Inspired to write her film after a vivid nightmare about the end of the world, Brooke Goldfinch’s character-driven tale of an imminent apocalypse, Red Rover, focuses not on why humanity is about to be wiped from the face of the planet, but how mankind reacts to this inevitable expiry.
“I started to ask people how they would spend their final hours and I was fascinated by peoples’ responses”
With the early beginning of Red Rover credited to an idea she had years ago to open a film with a big dinner scene where the audience only later discovers the food is poisoned, the writer/director reveals her story really started to take shape years later after she was influenced by a local news story.

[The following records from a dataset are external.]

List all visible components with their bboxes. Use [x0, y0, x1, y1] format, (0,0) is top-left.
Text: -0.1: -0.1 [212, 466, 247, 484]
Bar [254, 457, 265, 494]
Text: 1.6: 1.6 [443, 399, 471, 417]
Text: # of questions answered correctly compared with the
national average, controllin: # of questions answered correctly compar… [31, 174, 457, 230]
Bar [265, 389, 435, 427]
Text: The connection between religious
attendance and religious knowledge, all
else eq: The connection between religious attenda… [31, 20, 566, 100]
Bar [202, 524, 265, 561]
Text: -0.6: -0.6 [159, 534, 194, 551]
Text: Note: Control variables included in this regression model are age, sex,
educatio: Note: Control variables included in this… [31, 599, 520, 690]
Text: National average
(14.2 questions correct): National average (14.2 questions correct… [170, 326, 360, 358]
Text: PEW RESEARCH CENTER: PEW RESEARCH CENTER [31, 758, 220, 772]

“I was living in New York and a local cult predicted the end of the world”, says Goldfinch. “We were all joking about it but I started to ask people how they would spend their final hours and I was fascinated by peoples’ responses”.
Creating a narrative that orbited around an apocalyptic event, director Goldfinch admits she “was interested in why this genre of films terrifies people when we all face death on a day-to-day basis”. Taking this end-of-days scenario and using it to examine “what we value in life”, Red Rover isn’t the action-packed event you’d expect from this popular sub-genre, instead it’s a piece designed to stimulate self-reflection and a little soul searching.
Shot with a small crew in upstate New York over six days, Goldfinch decided to keep her production team minimal to maintain the “intimate” feel she wanted in her final film. Filmed using wide lenses and natural light wherever possible, a series of unlucky events (cars exploding, typhoons) meant the filmmaker’s belief that “flexibility is one of the most important qualities a Director can have” was truly put to the test on the Red Rover shoot.
Now working on feature film Splitters, a sci-fi thriller set in the old factory town of Wollongong (Australia), Goldfinch’s lengthier project will explore a lot of the same themes as Red Rover as it explores how everyday people react in extreme situations.